"You seem to forget Cortlandt," he said, dully.

She gave a scornful laugh. "You needn't bring Stephen in. He doesn't count. I doubt if he'd even care. Our marriage amounts to nothing—nothing. You'd better consider ME, and the sacrifice I'm willing to make."

"I'm not going to listen to you," he cried. "I suppose I've been a fool, but this must end right here."

"You can't marry that girl," she reiterated, hysterically. She was half sobbing again, but not with the weakness of a woman; her grief was more like that of a despairing man.
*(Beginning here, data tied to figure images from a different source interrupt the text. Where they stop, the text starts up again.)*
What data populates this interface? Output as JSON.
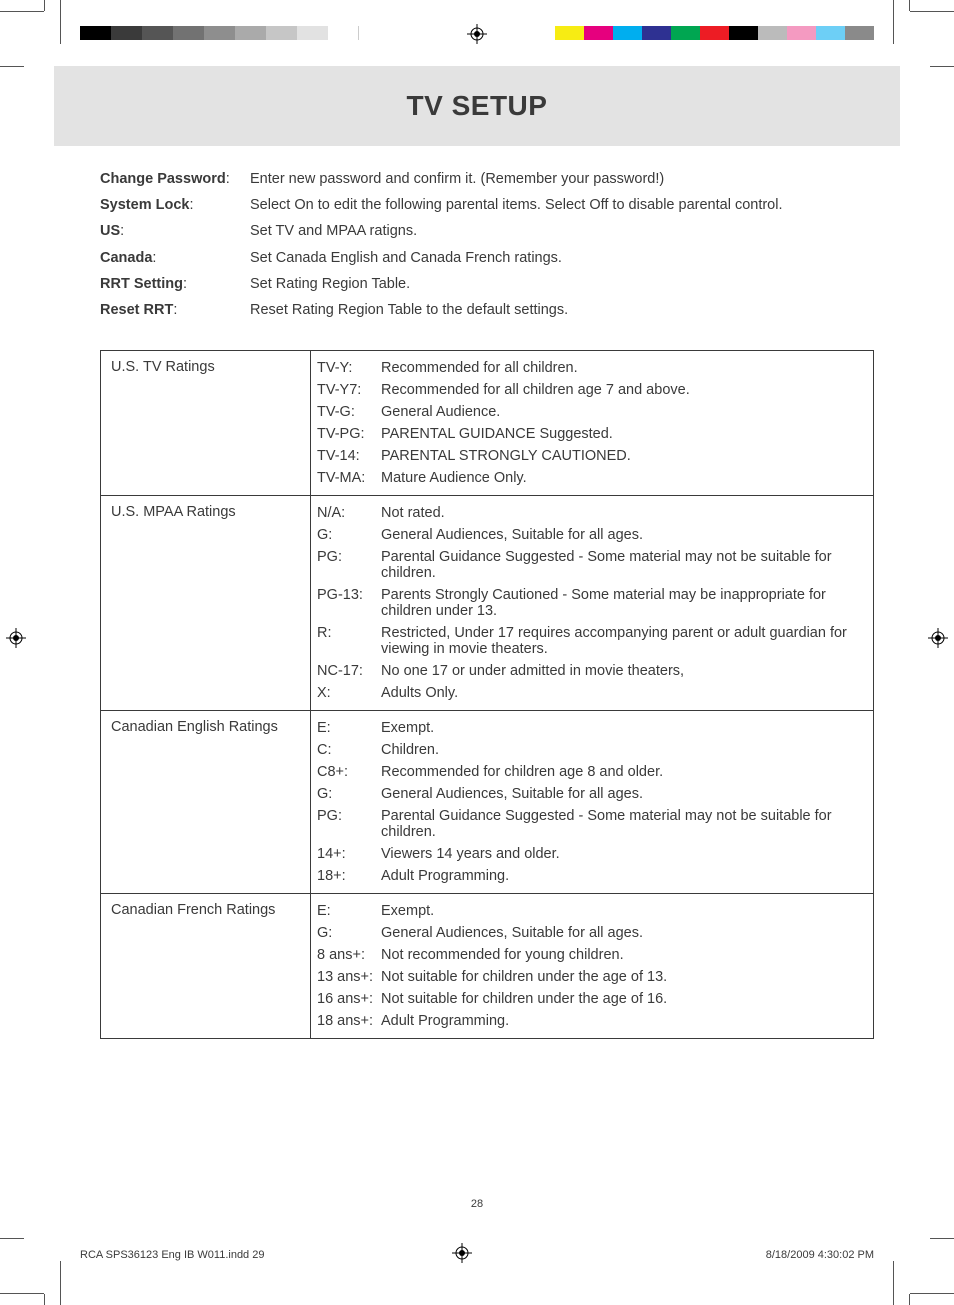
{
  "colors": {
    "text": "#3a3a3a",
    "header_band": "#e3e3e3",
    "border": "#3a3a3a",
    "crop": "#555555"
  },
  "print_marks": {
    "left_bar_colors": [
      "#000000",
      "#3a3a3a",
      "#555555",
      "#727272",
      "#8e8e8e",
      "#aaaaaa",
      "#c6c6c6",
      "#e2e2e2",
      "#ffffff"
    ],
    "left_bar_segment_width": 31,
    "right_bar_colors": [
      "#f7ec13",
      "#e6007e",
      "#00aeef",
      "#2e3192",
      "#00a651",
      "#ed1c24",
      "#000000",
      "#bbbbbb",
      "#f49ac1",
      "#6dcff6",
      "#8a8a8a"
    ],
    "right_bar_segment_width": 29
  },
  "header": {
    "title": "TV SETUP"
  },
  "definitions": [
    {
      "label": "Change Password:",
      "text": "Enter new password and confirm it. (Remember your password!)"
    },
    {
      "label": "System Lock:",
      "text": "Select On to edit the following parental items. Select Off to disable parental control."
    },
    {
      "label": "US:",
      "text": "Set TV and MPAA ratigns."
    },
    {
      "label": "Canada:",
      "text": "Set Canada English and Canada French ratings."
    },
    {
      "label": "RRT Setting:",
      "text": "Set Rating Region Table."
    },
    {
      "label": "Reset RRT:",
      "text": "Reset Rating Region Table to the default settings."
    }
  ],
  "ratings_sections": [
    {
      "label": "U.S. TV Ratings",
      "items": [
        {
          "code": "TV-Y:",
          "desc": "Recommended for all children."
        },
        {
          "code": "TV-Y7:",
          "desc": "Recommended for all children age 7 and above."
        },
        {
          "code": "TV-G:",
          "desc": "General Audience."
        },
        {
          "code": "TV-PG:",
          "desc": "PARENTAL GUIDANCE Suggested."
        },
        {
          "code": "TV-14:",
          "desc": "PARENTAL STRONGLY CAUTIONED."
        },
        {
          "code": "TV-MA:",
          "desc": "Mature Audience Only."
        }
      ]
    },
    {
      "label": "U.S. MPAA Ratings",
      "items": [
        {
          "code": "N/A:",
          "desc": "Not rated."
        },
        {
          "code": "G:",
          "desc": "General Audiences, Suitable for all ages."
        },
        {
          "code": "PG:",
          "desc": "Parental Guidance Suggested - Some material may not be suitable for children."
        },
        {
          "code": "PG-13:",
          "desc": "Parents Strongly Cautioned - Some material may be inappropriate for children under 13."
        },
        {
          "code": "R:",
          "desc": "Restricted, Under 17 requires accompanying parent or adult guardian for viewing in movie theaters."
        },
        {
          "code": "NC-17:",
          "desc": "No one 17 or under admitted in movie theaters,"
        },
        {
          "code": "X:",
          "desc": "Adults Only."
        }
      ]
    },
    {
      "label": "Canadian English Ratings",
      "items": [
        {
          "code": "E:",
          "desc": "Exempt."
        },
        {
          "code": "C:",
          "desc": "Children."
        },
        {
          "code": "C8+:",
          "desc": "Recommended for children age 8 and older."
        },
        {
          "code": "G:",
          "desc": "General Audiences, Suitable for all ages."
        },
        {
          "code": "PG:",
          "desc": "Parental Guidance Suggested - Some material may not be suitable for children."
        },
        {
          "code": "14+:",
          "desc": "Viewers 14 years and older."
        },
        {
          "code": "18+:",
          "desc": "Adult Programming."
        }
      ]
    },
    {
      "label": "Canadian French Ratings",
      "items": [
        {
          "code": "E:",
          "desc": "Exempt."
        },
        {
          "code": "G:",
          "desc": "General Audiences, Suitable for all ages."
        },
        {
          "code": "8 ans+:",
          "desc": "Not recommended for young children."
        },
        {
          "code": "13 ans+:",
          "desc": "Not suitable for children under the age of 13."
        },
        {
          "code": "16 ans+:",
          "desc": "Not suitable for children under the age of 16."
        },
        {
          "code": "18 ans+:",
          "desc": "Adult Programming."
        }
      ]
    }
  ],
  "page_number": "28",
  "footer": {
    "left": "RCA SPS36123 Eng IB W011.indd   29",
    "right": "8/18/2009   4:30:02 PM"
  }
}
"For Heaven's sake, pull yourself together," said Kirk. "You have servants. I—I don't know what to say. I want to get out, I want to think it over. I'm—dreadfully sorry. That's all I can seem to think about now." He turned and went blindly to the door, leaving her without a look behind.

When he had gone she drew off her riding-gloves, removed her hat, and dropped them both upon the nearest chair, then crept wearily up the stairs to her room.

A moment later the latticed wooden blinds at the end of the parlor swung open, and through the front window stepped Stephen Cortlandt. Behind him was a hammock swung in the coolest part of the balcony. The pupils of his eyes, ordinarily so dead and expressionless, were distended like those of a man under the influence of a drug or suffering from a violent headache. He listened attentively for an instant, his head on one side, then, hearing footsteps approaching from the rear of the house, he strolled into the hall.

A maid appeared with a tray, a glass, and a bottle. "I could not find the aspirin," she said, "but I brought you some absinthe. It will deaden the pain, sir."

He thanked her and with shaking fingers poured the glass full, then drank it off like so much water.

"You're not going out again in the heat, sir?"